Imagine the first time you ever went swimming; floating in the warm water, your mind teetering precariously between naiveté and innocence. Scared at first, you try vainly to struggle against the will of the warm water but eventually relent until gravity is no longer a law but a mere suggestion, a whimsical memory of life outside of the water. The buoyancy is no longer your foe but a great ally that allows you to glide across the sheets of crystal clear water of the pool.
Replace that tepid pool water with the icy loneliness of the blue atmosphere and the pillowy clouds of moisture cooling the soft skin of your eyes and nostrils and lips. And that would be a fraction of the incredible sensation of human flight. All around you is pure freedom straight from the source: the heavens themselves!
My first flight happened at the tender age of six. It was a hot summer afternoon and the heat rose from the ground, showered from the sky, and blew in from the sides along the backs of a dozen breezes as if from the desert. I was too tired to get up and find a pool or lake to jump in having spent my weekly allowance chasing the ice cream truck around the neighborhood and enjoying the spoils of catching up with it.
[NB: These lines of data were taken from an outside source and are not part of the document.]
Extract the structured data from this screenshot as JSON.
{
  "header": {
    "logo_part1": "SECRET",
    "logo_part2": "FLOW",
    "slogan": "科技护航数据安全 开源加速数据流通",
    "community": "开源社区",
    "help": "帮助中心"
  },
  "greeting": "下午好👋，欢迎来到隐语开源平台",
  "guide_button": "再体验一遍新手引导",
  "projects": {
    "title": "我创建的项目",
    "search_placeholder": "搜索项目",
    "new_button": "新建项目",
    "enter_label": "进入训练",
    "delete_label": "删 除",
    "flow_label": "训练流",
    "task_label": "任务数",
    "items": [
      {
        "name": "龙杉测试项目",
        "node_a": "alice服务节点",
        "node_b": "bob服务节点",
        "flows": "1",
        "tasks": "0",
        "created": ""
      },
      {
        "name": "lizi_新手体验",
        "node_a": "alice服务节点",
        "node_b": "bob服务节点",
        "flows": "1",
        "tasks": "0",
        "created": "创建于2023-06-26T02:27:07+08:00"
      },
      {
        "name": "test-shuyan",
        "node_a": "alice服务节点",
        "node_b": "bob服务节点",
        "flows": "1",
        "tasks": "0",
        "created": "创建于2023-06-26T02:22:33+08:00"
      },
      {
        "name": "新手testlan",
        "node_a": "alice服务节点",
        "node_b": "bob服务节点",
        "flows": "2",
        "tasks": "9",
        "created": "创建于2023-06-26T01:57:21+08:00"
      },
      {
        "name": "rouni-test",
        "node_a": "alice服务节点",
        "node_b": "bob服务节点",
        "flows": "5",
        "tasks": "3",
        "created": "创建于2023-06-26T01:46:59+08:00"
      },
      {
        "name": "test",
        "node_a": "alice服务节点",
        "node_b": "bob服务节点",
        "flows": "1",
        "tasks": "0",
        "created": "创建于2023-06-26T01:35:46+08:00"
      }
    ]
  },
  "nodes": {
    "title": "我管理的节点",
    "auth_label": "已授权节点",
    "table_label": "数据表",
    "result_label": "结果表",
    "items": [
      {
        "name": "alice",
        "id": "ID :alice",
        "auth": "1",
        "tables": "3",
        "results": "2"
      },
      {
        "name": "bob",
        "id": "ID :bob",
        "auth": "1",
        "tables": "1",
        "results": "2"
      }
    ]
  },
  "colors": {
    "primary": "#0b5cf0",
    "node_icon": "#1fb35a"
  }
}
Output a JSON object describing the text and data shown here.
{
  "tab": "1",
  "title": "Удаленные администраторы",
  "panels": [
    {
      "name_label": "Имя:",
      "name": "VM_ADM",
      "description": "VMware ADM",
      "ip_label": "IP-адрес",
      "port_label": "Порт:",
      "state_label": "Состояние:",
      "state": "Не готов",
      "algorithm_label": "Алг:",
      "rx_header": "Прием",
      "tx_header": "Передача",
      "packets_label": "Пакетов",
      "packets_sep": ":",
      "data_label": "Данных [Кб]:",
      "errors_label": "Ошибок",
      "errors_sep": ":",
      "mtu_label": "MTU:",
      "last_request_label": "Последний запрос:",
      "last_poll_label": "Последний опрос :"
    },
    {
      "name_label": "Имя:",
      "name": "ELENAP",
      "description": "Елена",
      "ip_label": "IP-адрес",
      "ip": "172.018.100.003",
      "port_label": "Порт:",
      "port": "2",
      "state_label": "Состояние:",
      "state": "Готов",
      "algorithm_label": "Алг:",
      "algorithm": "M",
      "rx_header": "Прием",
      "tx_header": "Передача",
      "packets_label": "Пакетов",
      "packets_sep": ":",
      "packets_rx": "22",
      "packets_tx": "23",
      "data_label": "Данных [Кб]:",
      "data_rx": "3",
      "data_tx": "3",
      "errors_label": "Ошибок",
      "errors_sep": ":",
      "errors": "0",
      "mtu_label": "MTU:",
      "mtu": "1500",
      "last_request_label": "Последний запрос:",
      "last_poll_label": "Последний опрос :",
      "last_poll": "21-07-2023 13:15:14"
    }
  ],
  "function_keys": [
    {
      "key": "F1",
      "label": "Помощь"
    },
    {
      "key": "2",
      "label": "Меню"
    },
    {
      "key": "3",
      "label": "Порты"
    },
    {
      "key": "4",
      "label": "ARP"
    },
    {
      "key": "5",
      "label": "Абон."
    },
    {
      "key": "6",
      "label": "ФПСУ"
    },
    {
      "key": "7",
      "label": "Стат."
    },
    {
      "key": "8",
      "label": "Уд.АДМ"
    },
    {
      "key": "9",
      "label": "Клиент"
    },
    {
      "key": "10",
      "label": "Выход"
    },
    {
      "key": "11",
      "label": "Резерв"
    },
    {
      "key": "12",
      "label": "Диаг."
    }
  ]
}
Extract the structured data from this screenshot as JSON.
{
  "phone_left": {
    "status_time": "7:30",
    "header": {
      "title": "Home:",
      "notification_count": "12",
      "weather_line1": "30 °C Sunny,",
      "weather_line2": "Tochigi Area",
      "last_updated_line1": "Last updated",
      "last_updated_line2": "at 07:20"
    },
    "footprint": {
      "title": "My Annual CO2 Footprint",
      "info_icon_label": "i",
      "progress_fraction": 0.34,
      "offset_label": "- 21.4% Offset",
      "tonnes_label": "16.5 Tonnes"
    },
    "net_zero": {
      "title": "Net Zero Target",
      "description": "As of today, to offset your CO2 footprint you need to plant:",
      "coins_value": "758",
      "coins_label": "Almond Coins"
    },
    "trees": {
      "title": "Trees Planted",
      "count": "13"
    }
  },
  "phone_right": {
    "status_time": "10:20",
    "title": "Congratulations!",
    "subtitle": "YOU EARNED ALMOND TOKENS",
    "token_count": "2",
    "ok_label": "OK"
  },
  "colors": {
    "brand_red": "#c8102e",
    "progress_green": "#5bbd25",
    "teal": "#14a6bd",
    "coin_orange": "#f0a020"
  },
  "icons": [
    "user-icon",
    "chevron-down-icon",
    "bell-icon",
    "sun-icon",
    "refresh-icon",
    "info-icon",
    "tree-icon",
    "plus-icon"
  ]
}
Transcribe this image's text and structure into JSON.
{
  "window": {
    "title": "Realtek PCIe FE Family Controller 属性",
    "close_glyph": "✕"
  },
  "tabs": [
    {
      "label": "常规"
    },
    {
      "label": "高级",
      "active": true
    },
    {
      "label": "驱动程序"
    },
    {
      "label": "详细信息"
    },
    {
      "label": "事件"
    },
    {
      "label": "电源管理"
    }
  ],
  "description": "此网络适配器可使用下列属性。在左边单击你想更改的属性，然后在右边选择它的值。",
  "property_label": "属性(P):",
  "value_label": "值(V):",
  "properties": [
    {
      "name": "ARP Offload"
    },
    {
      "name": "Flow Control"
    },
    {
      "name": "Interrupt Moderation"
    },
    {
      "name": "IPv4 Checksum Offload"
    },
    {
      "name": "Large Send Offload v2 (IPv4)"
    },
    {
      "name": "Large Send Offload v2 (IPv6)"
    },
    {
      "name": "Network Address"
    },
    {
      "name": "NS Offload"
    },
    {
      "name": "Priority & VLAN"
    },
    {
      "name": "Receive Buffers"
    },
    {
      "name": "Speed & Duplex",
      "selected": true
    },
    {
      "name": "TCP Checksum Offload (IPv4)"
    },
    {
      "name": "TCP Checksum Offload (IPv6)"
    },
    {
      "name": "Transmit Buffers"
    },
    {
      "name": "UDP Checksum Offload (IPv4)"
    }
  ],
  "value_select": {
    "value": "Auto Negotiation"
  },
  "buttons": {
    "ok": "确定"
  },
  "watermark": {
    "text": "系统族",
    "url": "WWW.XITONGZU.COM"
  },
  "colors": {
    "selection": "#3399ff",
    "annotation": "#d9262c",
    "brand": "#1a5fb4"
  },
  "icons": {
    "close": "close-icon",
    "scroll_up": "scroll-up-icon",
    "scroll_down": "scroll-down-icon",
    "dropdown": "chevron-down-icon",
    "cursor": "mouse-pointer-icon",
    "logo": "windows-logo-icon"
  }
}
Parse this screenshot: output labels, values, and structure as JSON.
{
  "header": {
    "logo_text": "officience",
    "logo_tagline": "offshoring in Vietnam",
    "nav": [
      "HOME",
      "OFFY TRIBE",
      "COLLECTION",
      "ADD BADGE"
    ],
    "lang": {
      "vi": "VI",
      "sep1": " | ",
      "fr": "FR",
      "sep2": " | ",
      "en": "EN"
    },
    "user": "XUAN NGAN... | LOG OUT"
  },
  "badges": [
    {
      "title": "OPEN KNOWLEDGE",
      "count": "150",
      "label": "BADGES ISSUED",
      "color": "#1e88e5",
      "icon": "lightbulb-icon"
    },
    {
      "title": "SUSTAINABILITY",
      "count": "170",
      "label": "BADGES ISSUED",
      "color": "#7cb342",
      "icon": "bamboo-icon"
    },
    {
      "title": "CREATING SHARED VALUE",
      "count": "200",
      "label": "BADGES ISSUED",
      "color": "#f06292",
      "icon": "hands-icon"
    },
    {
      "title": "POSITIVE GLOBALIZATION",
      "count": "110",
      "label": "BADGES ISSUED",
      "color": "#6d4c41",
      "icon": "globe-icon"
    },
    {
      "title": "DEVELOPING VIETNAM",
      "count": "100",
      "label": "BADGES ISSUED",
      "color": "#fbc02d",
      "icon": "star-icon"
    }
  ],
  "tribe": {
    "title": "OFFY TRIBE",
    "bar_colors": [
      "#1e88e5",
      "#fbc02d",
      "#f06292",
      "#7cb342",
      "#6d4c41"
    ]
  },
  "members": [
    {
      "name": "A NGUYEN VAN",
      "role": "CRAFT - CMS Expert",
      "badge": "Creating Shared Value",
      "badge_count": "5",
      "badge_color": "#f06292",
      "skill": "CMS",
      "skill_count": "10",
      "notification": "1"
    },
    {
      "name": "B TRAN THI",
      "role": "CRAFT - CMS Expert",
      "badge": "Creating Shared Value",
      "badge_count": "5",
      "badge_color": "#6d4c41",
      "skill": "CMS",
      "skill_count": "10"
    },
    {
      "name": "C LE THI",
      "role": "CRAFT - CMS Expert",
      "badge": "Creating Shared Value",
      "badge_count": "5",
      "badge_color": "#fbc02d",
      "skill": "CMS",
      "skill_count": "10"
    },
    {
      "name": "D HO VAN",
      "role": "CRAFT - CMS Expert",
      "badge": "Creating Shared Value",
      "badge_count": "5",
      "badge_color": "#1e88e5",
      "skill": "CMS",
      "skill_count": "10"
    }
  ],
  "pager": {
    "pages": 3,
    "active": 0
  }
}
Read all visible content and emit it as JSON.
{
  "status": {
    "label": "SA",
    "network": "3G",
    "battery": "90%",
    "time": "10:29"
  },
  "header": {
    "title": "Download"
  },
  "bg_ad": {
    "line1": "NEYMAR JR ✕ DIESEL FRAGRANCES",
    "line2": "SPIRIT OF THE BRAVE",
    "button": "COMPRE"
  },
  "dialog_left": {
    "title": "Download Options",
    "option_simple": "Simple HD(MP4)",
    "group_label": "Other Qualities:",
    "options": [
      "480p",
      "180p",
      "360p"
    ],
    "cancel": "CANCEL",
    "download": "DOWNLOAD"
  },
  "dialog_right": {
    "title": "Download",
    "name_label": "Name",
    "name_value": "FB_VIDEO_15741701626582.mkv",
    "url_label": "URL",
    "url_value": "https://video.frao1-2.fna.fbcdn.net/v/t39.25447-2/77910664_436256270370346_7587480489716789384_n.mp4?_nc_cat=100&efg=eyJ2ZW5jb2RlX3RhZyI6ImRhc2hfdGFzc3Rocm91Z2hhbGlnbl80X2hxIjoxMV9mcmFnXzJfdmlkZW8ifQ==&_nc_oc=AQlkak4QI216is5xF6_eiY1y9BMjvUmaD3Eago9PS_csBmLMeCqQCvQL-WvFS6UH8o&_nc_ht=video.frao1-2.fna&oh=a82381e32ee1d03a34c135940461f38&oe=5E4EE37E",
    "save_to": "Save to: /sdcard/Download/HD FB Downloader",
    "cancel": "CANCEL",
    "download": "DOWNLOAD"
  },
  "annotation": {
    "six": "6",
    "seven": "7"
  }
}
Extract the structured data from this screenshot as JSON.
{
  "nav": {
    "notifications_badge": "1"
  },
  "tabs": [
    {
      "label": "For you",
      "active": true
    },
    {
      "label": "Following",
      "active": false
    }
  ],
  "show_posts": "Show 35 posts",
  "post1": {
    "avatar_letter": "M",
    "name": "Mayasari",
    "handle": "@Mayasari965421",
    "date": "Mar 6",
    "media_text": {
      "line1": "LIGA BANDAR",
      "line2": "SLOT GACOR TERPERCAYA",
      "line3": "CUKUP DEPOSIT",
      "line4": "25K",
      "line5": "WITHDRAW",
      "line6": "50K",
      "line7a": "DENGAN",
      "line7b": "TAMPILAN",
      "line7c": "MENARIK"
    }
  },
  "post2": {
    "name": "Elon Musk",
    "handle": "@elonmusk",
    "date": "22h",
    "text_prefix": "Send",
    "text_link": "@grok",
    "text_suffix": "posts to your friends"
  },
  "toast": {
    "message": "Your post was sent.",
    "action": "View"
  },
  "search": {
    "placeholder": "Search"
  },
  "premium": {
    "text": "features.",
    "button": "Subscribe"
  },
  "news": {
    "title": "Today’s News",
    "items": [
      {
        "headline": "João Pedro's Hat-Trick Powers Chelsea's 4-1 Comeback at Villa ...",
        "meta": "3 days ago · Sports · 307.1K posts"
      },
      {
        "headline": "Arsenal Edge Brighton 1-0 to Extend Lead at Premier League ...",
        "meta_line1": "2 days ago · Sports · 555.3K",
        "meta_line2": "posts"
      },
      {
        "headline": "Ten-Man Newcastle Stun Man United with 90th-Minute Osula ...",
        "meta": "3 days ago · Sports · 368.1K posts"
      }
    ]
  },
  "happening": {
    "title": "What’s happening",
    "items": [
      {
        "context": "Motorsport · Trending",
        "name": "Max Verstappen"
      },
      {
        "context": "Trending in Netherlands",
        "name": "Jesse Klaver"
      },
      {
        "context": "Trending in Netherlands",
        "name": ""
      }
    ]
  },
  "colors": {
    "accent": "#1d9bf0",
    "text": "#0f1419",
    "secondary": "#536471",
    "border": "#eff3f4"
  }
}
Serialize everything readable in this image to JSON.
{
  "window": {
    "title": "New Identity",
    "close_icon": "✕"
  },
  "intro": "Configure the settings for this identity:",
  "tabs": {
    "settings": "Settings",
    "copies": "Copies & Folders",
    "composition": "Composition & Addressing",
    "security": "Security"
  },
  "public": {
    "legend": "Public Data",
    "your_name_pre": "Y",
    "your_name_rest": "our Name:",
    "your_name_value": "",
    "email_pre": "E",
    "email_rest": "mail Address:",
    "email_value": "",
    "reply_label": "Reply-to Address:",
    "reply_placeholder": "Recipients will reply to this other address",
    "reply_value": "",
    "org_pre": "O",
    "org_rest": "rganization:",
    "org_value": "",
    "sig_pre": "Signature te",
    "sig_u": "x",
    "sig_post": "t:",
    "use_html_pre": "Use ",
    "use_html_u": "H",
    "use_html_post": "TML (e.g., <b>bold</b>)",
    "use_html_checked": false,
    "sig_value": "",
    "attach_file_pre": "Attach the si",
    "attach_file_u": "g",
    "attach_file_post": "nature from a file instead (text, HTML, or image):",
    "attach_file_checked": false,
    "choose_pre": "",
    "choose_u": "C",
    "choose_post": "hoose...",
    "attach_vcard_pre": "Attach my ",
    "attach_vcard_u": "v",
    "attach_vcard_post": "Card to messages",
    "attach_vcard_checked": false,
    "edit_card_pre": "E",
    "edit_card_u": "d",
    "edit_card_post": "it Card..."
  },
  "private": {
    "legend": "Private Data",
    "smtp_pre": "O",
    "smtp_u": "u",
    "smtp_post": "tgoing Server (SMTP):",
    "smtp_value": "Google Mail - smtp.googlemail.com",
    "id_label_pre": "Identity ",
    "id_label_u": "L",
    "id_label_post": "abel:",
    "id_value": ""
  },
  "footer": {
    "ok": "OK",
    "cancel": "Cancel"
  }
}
But I so badly yearned for the relief of the water splashing against my face so I closed my eyes and pictured myself floating.
I used every fiber of my six year old imagination to feel myself floating, fighting with all my soul to defy the restraints of gravity. As I opened my eyes I could feel the clouds running over my knuckles and between my fingers truly thinking I had transported myself to a swimming pool only to find that I was flying through the sky. My disbelief promptly alerted gravity to my misdoings and my first flight ended with my face being planted into the firmament.
A few scrapes and scratches later I managed to master the art of flight only to be grounded at the age of thirteen not by the FAA or an angry parent but by peer pressure. When I was thirteen I was called a “freak” for the first and last time. I’m not sure what it is about that age that somehow makes the opinions of others weigh heavier on my young mind, but it was definitely heavy enough to keep me from taking flight again for more than a decade. There was, I’m ashamed to say, a point in high school where I didn’t just deny that I knew how to fly, but I forgot that it was even a possibility. I was too concerned about what others thought to focus my energies on what truly made me happy.
I didn’t remember what it was like to ride along the back of the winds again until my junior year in college. Interests change when you’re learning to become an adult, when you grow into the person you know you will become. But one thing always remains the same. There will always be that one part that yearns to crawl back to those summer days when the only worry was allowing ice cream to run over the edge of that waffle cone and onto your hands.
If there was one reason that convinced me to start flying again it would be the night I fell in love with the young woman who was to be my wife less than a year afterward. “What is your biggest secret?” she asked. “What is the one thing about you that makes you utterly happy but, for whatever reason, is something that you’ve hidden away until someone like me digs it out of you?” I told her to close her eyes. Reluctantly but amused she relented and closed her eyes. I wrapped my arms around her and gently pressed my lips against hers.
She didn’t even feel her feet leave the ground and if I’m being completely honest I didn’t notice it either. With a shudder she opened her eyes and gasped when she saw that we were quite literally dancing on the clouds. It was cold that night, I remember. Even more so for her, being her first flight and all. With the air as thin as it is at those higher altitudes, the blood freezes much more easily. Her cheeks grew rosy, so I brought as back to finish the dance on the ground. That’s when I knew I loved her, when I realized that she was the one to spend the rest of my life with. It’s a good rule of thumb. Someone’s only worth being around if you can fly freely around them without feeling like a freak.